Exposing Cancer Cells' Secret Aides to Spread Disease to Distant Sites


Graphic A shows that transgenic mice with increased expression of the oncogene c-Myc in the mammary gland have tumors with slight ability to spread to the lungs. Conversely, as shown in B, when both c-Myc and vascular endothelial growth factor (VEGF), a growth factor that promotes the formation of blood vessels within the tumor, are highly expressed in the mammary gland, dissemi-nation of tumor cells to the lung dramatically increases. One reason for this increase is that VEGF acts through both an autocrine signaling loop (where signaling molecules made by the tumor leave and return to activate the tumor cell) and a paracrine signaling loop (where signaling molecules made by the tumor leave and activate nearby stromal cells). These signals change the connective tissue surrounding tumor cells, triggering it to produce tenascin-C, a protein that serves as a scaf-fold for the tumor cells to migrate from the tumor to the lungs, thus causing metastasis.

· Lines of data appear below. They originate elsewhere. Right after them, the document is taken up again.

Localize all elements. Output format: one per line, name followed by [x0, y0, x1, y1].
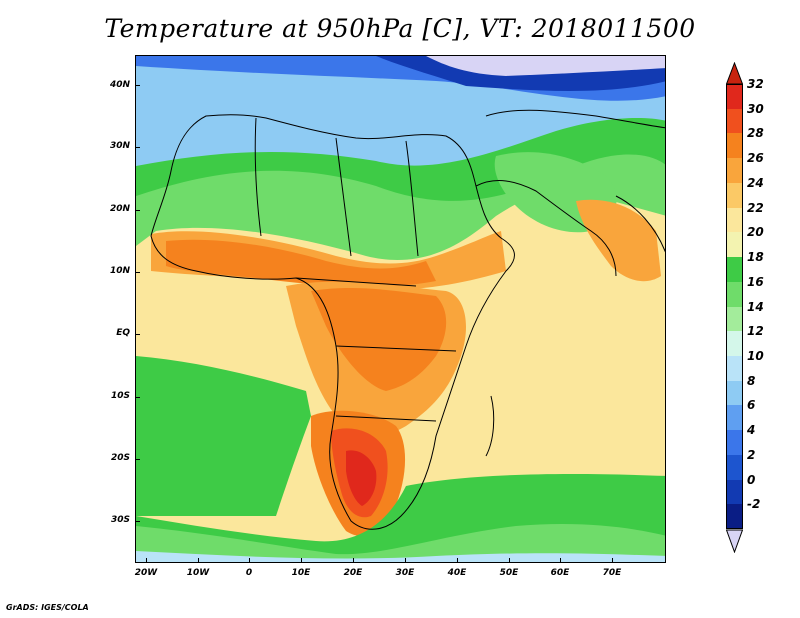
lon-tick — [146, 558, 147, 563]
colorbar-top-arrow — [726, 62, 743, 85]
lat-tick — [135, 147, 140, 148]
lat-label-40n: 40N — [109, 80, 130, 90]
colorbar-swatch — [726, 504, 743, 530]
lon-label-10e: 10E — [291, 568, 311, 578]
lon-tick — [560, 558, 561, 563]
lon-label-30e: 30E — [395, 568, 415, 578]
colorbar-swatch — [726, 133, 743, 159]
map-title: Temperature at 950hPa [C], VT: 201801150… — [104, 14, 696, 43]
lat-label-30n: 30N — [109, 141, 130, 151]
lat-label-20s: 20S — [110, 453, 130, 463]
colorbar-swatch — [726, 108, 743, 134]
lon-tick — [509, 558, 510, 563]
temperature-field — [136, 56, 665, 562]
lat-label-20n: 20N — [109, 204, 130, 214]
colorbar-label: 16 — [747, 274, 764, 289]
lat-label-10s: 10S — [110, 391, 130, 401]
lon-tick — [198, 558, 199, 563]
lon-tick — [249, 558, 250, 563]
lon-tick — [457, 558, 458, 563]
lon-label-70e: 70E — [602, 568, 622, 578]
colorbar-swatch — [726, 281, 743, 307]
colorbar-label: 24 — [747, 175, 764, 190]
colorbar-label: 12 — [747, 324, 764, 339]
colorbar — [726, 84, 743, 530]
lon-label-50e: 50E — [499, 568, 519, 578]
colorbar-label: 22 — [747, 200, 764, 215]
colorbar-label: 18 — [747, 250, 764, 265]
colorbar-label: -2 — [747, 497, 761, 512]
colorbar-swatch — [726, 158, 743, 184]
colorbar-label: 28 — [747, 126, 764, 141]
lat-label-30s: 30S — [110, 515, 130, 525]
lat-tick — [135, 397, 140, 398]
lon-label-40e: 40E — [447, 568, 467, 578]
colorbar-swatch — [726, 454, 743, 481]
lat-tick — [135, 85, 140, 86]
colorbar-swatch — [726, 232, 743, 258]
colorbar-label: 20 — [747, 225, 764, 240]
colorbar-bottom-arrow — [726, 529, 743, 553]
lat-tick — [135, 459, 140, 460]
colorbar-label: 26 — [747, 151, 764, 166]
lat-label-eq: EQ — [116, 328, 130, 338]
lon-tick — [301, 558, 302, 563]
lon-tick — [353, 558, 354, 563]
colorbar-label: 32 — [747, 77, 764, 91]
lon-label-0: 0 — [245, 568, 253, 578]
colorbar-swatch — [726, 257, 743, 283]
lat-tick — [135, 272, 140, 273]
colorbar-swatch — [726, 306, 743, 332]
colorbar-label: 0 — [747, 472, 756, 487]
colorbar-swatch — [726, 84, 743, 110]
colorbar-swatch — [726, 430, 743, 456]
colorbar-swatch — [726, 355, 743, 382]
lon-label-60e: 60E — [550, 568, 570, 578]
colorbar-swatch — [726, 182, 743, 209]
colorbar-label: 6 — [747, 398, 756, 413]
lon-tick — [612, 558, 613, 563]
colorbar-swatch — [726, 405, 743, 431]
colorbar-label: 4 — [747, 423, 756, 438]
lon-label-20e: 20E — [343, 568, 363, 578]
colorbar-swatch — [726, 479, 743, 505]
lon-tick — [405, 558, 406, 563]
temperature-map — [135, 55, 666, 563]
colorbar-label: 30 — [747, 101, 764, 116]
lon-label-20w: 20W — [134, 568, 158, 578]
colorbar-label: 2 — [747, 447, 756, 462]
lon-label-10w: 10W — [186, 568, 210, 578]
colorbar-swatch — [726, 207, 743, 233]
colorbar-swatch — [726, 380, 743, 406]
colorbar-label: 10 — [747, 348, 764, 363]
lat-tick — [135, 521, 140, 522]
lat-label-10n: 10N — [109, 266, 130, 276]
credit-text: GrADS: IGES/COLA — [6, 603, 89, 612]
colorbar-swatch — [726, 331, 743, 357]
colorbar-label: 14 — [747, 299, 764, 314]
lat-tick — [135, 334, 140, 335]
colorbar-label: 8 — [747, 373, 756, 388]
lat-tick — [135, 210, 140, 211]
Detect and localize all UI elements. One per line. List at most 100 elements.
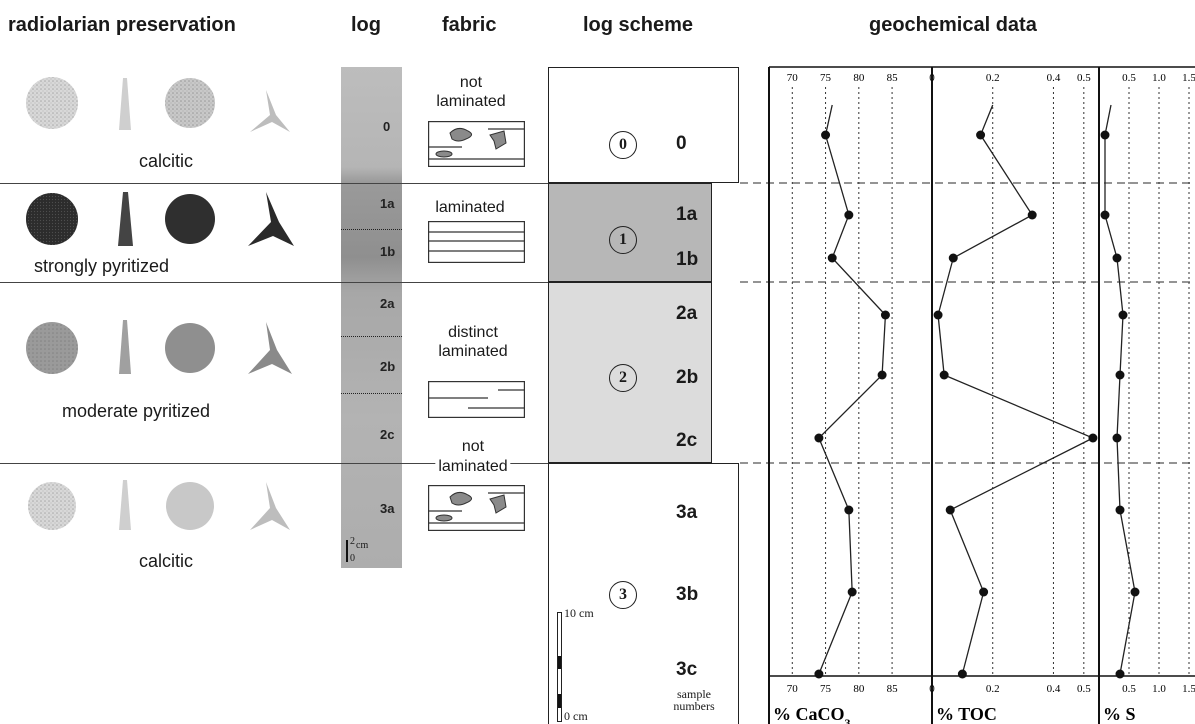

Researchers are shedding new light on the way cancer spreads from the primary organ to distant sites in the body, a process called metastasis. The assault of metastatic tumors on vital organs too frequently results in death, and until recently, little was known about the molecular mechanisms governing this devastating phenomenon.

Metastasis is the primary cause of death in patients with breast cancer, resulting in more than 40,000 deaths in the United States each year. The most common regions of tumor spread in metastatic breast cancer include lung, liver, and bone. Treatment of metastatic disease normally focuses on the relief of symptoms and short-term survival, but there may now be cause for hope in inhibiting breast cancer lung metastasis.

A team of researchers, led by Jeffrey Green, M.D., of the NCI Laboratory of Cancer Biology and Genetics, and Michael Johnson, Ph.D., of the Lombardi Comprehensive Cancer Center at Georgetown University, has identified a potential target gene—tenascin-C (TNC)—for therapy against tumor metastasis to the lung. The team, whose findings were published online in the May 26, 2008, issue of the journal Oncogene, observed that overexpression of a cancer-related gene (oncogene) called c-Myc is associated with high rates of metastasis in breast cancer patients but not in experimental (i.e., transgenic) mice expressing the c-Myc gene. The researchers surmised that another protein called vascular endothelial growth factor (VEGF), which is involved in tumor blood vessel formation and is found in high levels in metastatic breast cancer patients, might be involved in metastasis. To test this hypothesis, the team generated transgenic mice expressing both c-Myc and VEGF, resulting in a high rate of lung metastasis in these mice. A cross-species comparison of breast cancer lung metastasis–related genes was conducted between these mice and humans to detect common target genes associated with metastasis. TNC was one of five genes identified. Because of its prior implications in tumor cell invasion and tissue remodeling, the researchers decided to further investigate the role of TNC in metastasis.

A functional analysis of the TNC gene in mice revealed its role in regulating the migration of tumor cells through the body and the formation of new tumor tissue—two fundamental steps in the metastatic process. The researchers also found that reduced expression of TNC resulted in a decrease in tumor growth, tumor relapse after surgical removal, and lung metastasis. A potential TNC-targeted therapy would entail blocking TNC-dependent signaling pathways and, consequently, cutting off one of the chains of command responsible for the hostile actions of metastatic tumor cells.

TNC is just one gene involved in metastatic breast cancer. Thus, a more effective maneuver for countering metastasis would require targeting several gene pathways responsible for tumor invasion into other organs. Future research in the field of breast cancer metastasis will likely focus on further identification of metastatic genes and the development of a multi-target tactic for therapy. Such a treatment may be the weapon that metastatic breast cancer patients use to finally defeat this invasive disease.

Summary Posted: Fri, 08/01/2008

Reference

Calvo A, Catena R, Noble MS, Carbott D, Gil-Bazo I, Gonzalez-Moreno O, Huh J-I, Sharp R, Qiu T-H, Anver MR, Merlino G, Dickson RB, Johnson MD, Green JE. Identification of VEGF-regulated genes associated with increased lung metastatic potential: functional involvement of tenascin-C in tumor growth and lung metastasis.